Worldwatch reports that a numner of chinese energy players are now turing clean and green as a way to wealth. From the article
The Hurun Report, a luxury business magazine known for its annual surveys of China’s wealthiest citizens, recently released its 2006 China Energy Rich List, which ranks the wealth generated from the nation’s booming energy sector. Shi Zhengrong, a solar energy tycoon, tops the list with a personal wealth of US$1.95 billion, followed by Jia Tingliang and Wang Suolan with the coal company Shanxi Datuhe Coke & Chemicals, with US$525 million.
While entrepreneurs from traditional energy industries such as coal mining, oil and gas distribution, and power generation still dominate the energy “rich list” (occupying more than half of the fifty spots), the share of wealthy Chinese representing the “clean energy” sector—which includes solar and wind power, batteries, bioenergy, incineration power generation, and thermal energy—has increased to 14, up from only 4 last year. Rupert Hoogewerf, CEO of the Hurun Report, concedes that “valuing the wealth of China’s Rich is as much an art as it is a science,” but believes the list offers a useful glimpse into the dynamics of China’s energy market and illustrates how private companies struggle to share the energy pie with their state-owned counterparts.
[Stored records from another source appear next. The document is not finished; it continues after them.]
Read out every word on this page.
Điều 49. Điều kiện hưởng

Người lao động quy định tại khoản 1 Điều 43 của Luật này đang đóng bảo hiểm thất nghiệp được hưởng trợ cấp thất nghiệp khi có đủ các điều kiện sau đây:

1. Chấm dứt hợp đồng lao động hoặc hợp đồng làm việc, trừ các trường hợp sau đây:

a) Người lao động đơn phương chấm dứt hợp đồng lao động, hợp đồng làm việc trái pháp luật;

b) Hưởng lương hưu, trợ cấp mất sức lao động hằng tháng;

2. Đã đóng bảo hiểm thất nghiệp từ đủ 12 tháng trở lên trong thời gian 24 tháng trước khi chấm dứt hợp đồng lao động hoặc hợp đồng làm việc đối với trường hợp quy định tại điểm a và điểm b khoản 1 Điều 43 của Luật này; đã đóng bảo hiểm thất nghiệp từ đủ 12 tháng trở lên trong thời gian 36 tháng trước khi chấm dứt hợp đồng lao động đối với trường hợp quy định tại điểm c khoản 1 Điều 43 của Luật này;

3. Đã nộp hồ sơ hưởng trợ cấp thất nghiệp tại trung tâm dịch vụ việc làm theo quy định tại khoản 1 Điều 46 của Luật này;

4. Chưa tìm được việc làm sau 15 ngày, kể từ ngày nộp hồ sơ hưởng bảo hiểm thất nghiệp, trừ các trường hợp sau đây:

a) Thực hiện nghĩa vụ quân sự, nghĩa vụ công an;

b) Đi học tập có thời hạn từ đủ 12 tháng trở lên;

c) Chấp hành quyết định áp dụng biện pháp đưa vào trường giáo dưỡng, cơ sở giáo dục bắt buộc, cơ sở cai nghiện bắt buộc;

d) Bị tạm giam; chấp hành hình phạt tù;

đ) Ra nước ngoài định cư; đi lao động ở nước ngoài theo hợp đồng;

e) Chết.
According to Shanghai Security Daily, the 2006 list reflects two main trends: the ongoing restructuring of China’s traditional coal mining industry, and the rapid entry of private companies into the clean energy field. The coal industry restructuring, which is being overseen by the National Development and Reform Commission (NDRC), is intended to accelerate technological modernization and improve the industry’s ability to meet projected growth in demand—as well as protect the environment and improve industrial safety, according to Xinhua News. Under new policies, several large private coal companies have been able to merge, renovate, and regroup smaller mines, enter the overseas market with their competitive costs, and switch to deep coal refining. These activities have contributed to the emergence of several new tycoons.